I remember watching Trevor’s 300th save. Number 400 was in St. Louis, so I wasn’t there for that one. I was there for 479. It was breathtaking. I was there for 500. So were many of you. I remember being there for his retirement ceremony at Petco Park. We he walked out to Hells Bells with his family. I started crying uncontrollably. That’s not an exaggeration. Anybody who knows me, knows I’m a crier, but this… this was bad. Ugly cry. I couldn’t help myself. I was overwhelmed with joy that I was able to witness greatness and be a part of a sports community that universally loved somebody that absolutely deserved it. That feeling… that camaraderie… the bells ringing that unified a city. Sounds overly dramatic, I know. But that’s the only way I know how to describe what Trevor has done for this community. I could bore you with statistics I looked up on baseball reference, but those don’t do Trevor justice. He’s so much more than statistics. He’s a hero. He’s our hero. My dad was a firefighter, and my mom was a nurse, so I know not to throw the word “hero” around loosely. Trevor inspired a generation of fans, and will continue to do so as the face of San Diego.

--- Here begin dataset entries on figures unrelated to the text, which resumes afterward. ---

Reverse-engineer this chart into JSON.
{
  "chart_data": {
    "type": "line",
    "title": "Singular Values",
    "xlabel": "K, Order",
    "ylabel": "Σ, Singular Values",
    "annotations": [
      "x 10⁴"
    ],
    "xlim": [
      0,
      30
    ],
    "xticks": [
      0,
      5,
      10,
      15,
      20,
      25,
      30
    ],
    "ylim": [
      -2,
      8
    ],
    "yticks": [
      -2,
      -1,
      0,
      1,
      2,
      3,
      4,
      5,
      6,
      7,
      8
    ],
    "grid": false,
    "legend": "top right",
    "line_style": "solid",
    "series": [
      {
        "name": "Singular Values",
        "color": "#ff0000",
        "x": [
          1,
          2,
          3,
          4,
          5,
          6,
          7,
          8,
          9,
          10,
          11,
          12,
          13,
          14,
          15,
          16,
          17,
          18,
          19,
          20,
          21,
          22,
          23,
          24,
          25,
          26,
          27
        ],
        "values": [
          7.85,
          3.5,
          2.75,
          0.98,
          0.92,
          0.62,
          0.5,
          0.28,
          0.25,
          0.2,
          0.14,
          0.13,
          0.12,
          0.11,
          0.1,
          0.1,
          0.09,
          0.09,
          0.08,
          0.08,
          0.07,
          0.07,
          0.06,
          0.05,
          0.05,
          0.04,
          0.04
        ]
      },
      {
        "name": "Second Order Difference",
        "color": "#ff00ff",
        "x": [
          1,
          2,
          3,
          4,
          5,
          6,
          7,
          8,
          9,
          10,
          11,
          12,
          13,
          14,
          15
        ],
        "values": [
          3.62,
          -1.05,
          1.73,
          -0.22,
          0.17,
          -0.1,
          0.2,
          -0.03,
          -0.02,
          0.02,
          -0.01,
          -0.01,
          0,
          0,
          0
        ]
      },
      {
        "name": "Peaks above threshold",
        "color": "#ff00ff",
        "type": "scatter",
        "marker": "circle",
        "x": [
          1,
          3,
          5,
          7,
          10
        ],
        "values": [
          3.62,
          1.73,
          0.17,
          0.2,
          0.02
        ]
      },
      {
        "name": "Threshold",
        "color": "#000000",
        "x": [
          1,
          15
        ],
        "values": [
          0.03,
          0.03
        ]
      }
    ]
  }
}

Sure, San Diego sports has had its heroes. Seau, Gwynn, Tomlinson, to name a few. Nobody can ever take away the memories they gave us. Sadly, they, the individuals, can be taken from us. Under incredibly different tragic circumstances, Junior and Tony are both gone. LT? Well, LT followed the Chargers to LA. Not to say he’s not still loved here in San Diego, but the LA pill is a tough one to swallow. Enter stage right… newly minted Hall of Famer Trevor Hoffman. He’s here. He’s loving. He’s kind. He’s approachable. He literally checks every box of what you want your sports heroes to be as human beings. He is a role model to my children. He’s a role model to me. Trevor the human, is every bit as good, if not better, than Trevor Hoffman the Hall of Fame ballplayer. We put our sports heroes up on this pedestal, and we expect the world from them. It’s not fair to them, because they’re only human, and they will inevitably let us down. But not Trevor.

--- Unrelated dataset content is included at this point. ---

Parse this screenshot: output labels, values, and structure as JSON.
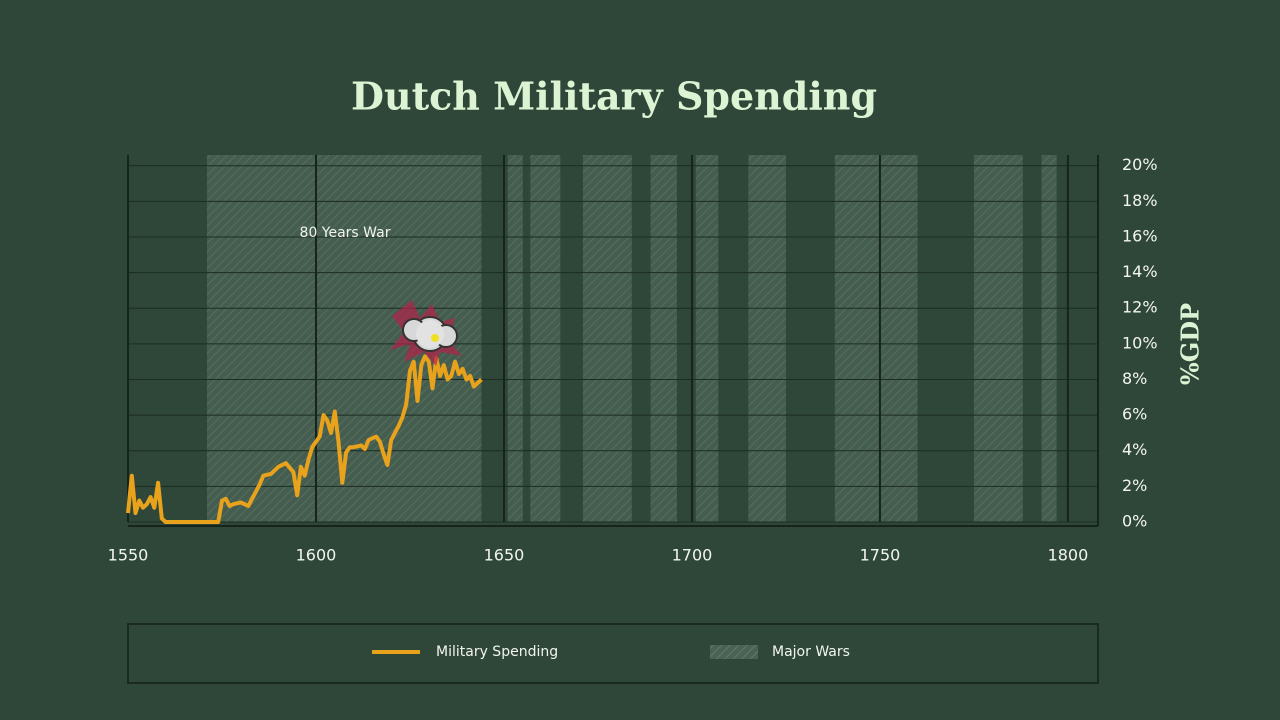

I cannot remember a time that San Diego sports fans were so united over the water cooler and twitter alike. It was glorious. Trevor was in the Hall and he did it for all of us. I’m still beaming with joy and pride that I live in a city that has Trevor Hoffman to look up to. I don’t care what the internet throws at me today… no amount of twitter hacks, or XFL rumors, will distract me from the pure bliss that I’m experiencing. Trevor in Cooperstown has filled my heart with joy, and my face with a smile. Thanks for the memories, Trevor, and thank you for giving us all a gleaming example of what it means to be a Hall of Famer.